A Constituição estabelece que o Estado brasileiro seja regido por três poderes: o Executivo, o Legislativo e o Judiciário. Mas existe um quarto poder; a imprensa, que está encarregada de fiscalizar os três poderes originais e cuja missão é exigir que cumpram suas obrigações. O seminário “Jornalismo: as novas configurações do Quarto poder”, teve a proposta de discutir o papel da imprensa na atualidade, diante de um perplexo segmento em crise. Realizado na unidade do Sesc da Vila Mariana, em São Paulo, o evento reuniu mais de 50 profissionais experientes e reconhecidos na sua área de comunicação. Tratando do tema “Fake News – O caos/cosmo da informação digital” estavam Rodrigo Flores, Ivana Bentes (cuja matéria foi publicado na edição 221 do Jornal Pires Rural, que pode ser acessado em www.dospires.com.br) e Massimo Di Felice, que trazemos nesta edição, suas considerações a respeito de Fake News. Massimo é professor da USP, diretor do centro internacional de pesquisa Atopos e diretor do Instituto Toposofia de Roma (Itália), além de fundador da rede internacional de pesquisa Sustenibilia, da Universidade La Sapienza, de Roma.

Professor Massimo, tentando esclarecer a transformação da qualidade e da própria natureza da informação na atualidade, época do Big Data (termo que descreve o grande volume de dados — tanto estruturados quanto não-estruturados — que sobrecarrega as empresas diariamente mas, não é a quantidade de dados disponíveis que importa; é o que as organizações fazem com eles) traça um ponto de partida dizendo que no contexto de hiper conectividade, não devemos fazer referência a palavra informação no mesmo sentido da ideia de formação na época da imprensa, da época da mídia de massa, na época da Tv, na época do rádio, isto é, “na época do Small Data (são dados que são “pequenos” o suficiente para a compreensão humana. São dados em um volume e formato que os tornam acessíveis, informativos e acionáveis, isto é, da esfera pública moderna – jornais, televisão, rádio etc. O termo “Big Data” é das redes digitais contemporâneas – robôs e máquinas e “Small data” é sobre pessoas), hoje, a natureza da informação foi alterada”, ressaltou.

Revoluções por minuto
Primeiro ponto de partida em como era a natureza da informação na época dos Small Data: nascia pronta, haviam (poucos) grandes canais que produziam e disseminavam a informação. Essa informação não poderia ser modificada tecnicamente, chegava ao receptor pronta, estampada na capa de um jornal impresso. “A notícia estava dada, poderíamos concordar ou não mas, não havia como modificar tecnicamente, alterar ou intervir na informação publicada. Então, a disseminação da informação na época do Small Data, tinha uma quantidade limitada de informações por dia. Todos os grandes canais de imprensa, decidiam todos os dias, quais eram os argumentos sobre os quais deveriam refletir ou opinar. Além de ser um tipo de informação muito cara, o que gerava uma não autonomia econômica do produtor de informação. A dimensão da informação mudou completamente nos últimos 10 anos. Mudou através da introdução de outros tipos de conectividade. Quando nós falamos de internet devemos considerar que tivemos já 6 tipos de revoluções de diversas internet”, avaliou. Comparando com a história da humanidade, passamos por umas poucas revoluções comunicativas; a passagem da oralidade à escrita – no quarto milênio antes de Cristo. Depois a passagem da escrita para a imprensa com a invenção da prensa de tipos móveis de caracteres do alemão Johannes Gutenberg, no século XV. Depois a eletricidade, à mídia de massa na primeira e segunda revolução industrial e, depois nos anos 90 a internet, totalizam 4 revoluções comunicativas”, explicou.
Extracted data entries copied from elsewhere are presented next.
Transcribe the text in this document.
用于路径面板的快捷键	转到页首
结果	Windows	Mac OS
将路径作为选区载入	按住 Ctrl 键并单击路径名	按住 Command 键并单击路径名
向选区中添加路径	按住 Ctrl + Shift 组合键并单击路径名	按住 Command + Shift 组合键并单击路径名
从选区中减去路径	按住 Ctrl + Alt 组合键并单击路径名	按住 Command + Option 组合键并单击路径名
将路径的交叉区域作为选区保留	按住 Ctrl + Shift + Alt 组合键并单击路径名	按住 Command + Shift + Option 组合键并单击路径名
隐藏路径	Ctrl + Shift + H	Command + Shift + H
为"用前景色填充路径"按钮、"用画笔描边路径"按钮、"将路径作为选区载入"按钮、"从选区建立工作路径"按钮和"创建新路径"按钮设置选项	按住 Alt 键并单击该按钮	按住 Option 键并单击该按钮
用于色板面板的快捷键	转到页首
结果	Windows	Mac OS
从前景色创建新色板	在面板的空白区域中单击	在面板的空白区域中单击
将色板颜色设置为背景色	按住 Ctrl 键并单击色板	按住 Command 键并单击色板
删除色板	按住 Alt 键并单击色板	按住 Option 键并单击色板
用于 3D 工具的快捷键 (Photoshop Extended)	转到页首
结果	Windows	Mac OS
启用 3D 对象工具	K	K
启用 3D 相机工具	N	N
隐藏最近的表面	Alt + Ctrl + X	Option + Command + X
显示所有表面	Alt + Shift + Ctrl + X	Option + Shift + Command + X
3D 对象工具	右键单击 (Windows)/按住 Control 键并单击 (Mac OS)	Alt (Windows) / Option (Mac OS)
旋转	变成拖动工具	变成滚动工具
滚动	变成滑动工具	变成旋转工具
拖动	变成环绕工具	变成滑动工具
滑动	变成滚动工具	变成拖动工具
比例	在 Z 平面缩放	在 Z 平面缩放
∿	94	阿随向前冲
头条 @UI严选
Massimo Di Felice durante seminário “Jornalismo: as novas configurações do Quarto poder”
Quem medeia o universo da informação de massa autogerada? Os velhos critérios de noticiabilidade ainda resistem? A produção massificada de notícias falsas existem para confirmar o que as pessoas querem que seja verdade?

Inteligência artificial
Última geração de conectividade é a internet “das coisas”, que gerou um novo tipo de conectividade, além de produzirem informação entre humanos, banco de dados e dispositivos, começou a permitir qualquer tipo de superfície, qualquer tipo de objeto passar a se comunicar, por onda de rádio e a produzir informações e disseminá-las, resultado? “Mais de 70% das informações, que hoje circulam na internet, não são produzidas por humanos”, disse o professor convidando a plateia a um exercício: “imaginamos a quantidade de informações, neste momento, em que cada ser humano, com seu smartphone esteja produzindo e disseminando na rede, aqui em São Paulo. Agora, imaginamos isso no Brasil inteiro, imaginamos no mesmo período de tempo, no mesmo minuto, no mundo inteiro. Aumentamos isso 70% com a quantidade de dados que objetos, postes, árvores, ruas, camadas de gelo está emitindo informações. O resultado, nós temos uma quantidade de dados inalcançável para os seres humanos, incalculável, chamados Big Data. São quantidades de dados que não existe uma equipe de matemáticos que podem contabilizá-los. Eles são geridos por robôs, por algoritmos e por inteligência artificial. Nós podemos dialogar com esta quantidade de dados, somente através da mediação dessas inteligências não humanas. É o que faz a ciência quando estuda os genomas ou a quantidade de astros no céu. A nossa interação com a natureza, com o mundo, é mediada por inteligência não humana, isto é uma qualidade humana, isso não é um absurdo para os humanos”, revelou.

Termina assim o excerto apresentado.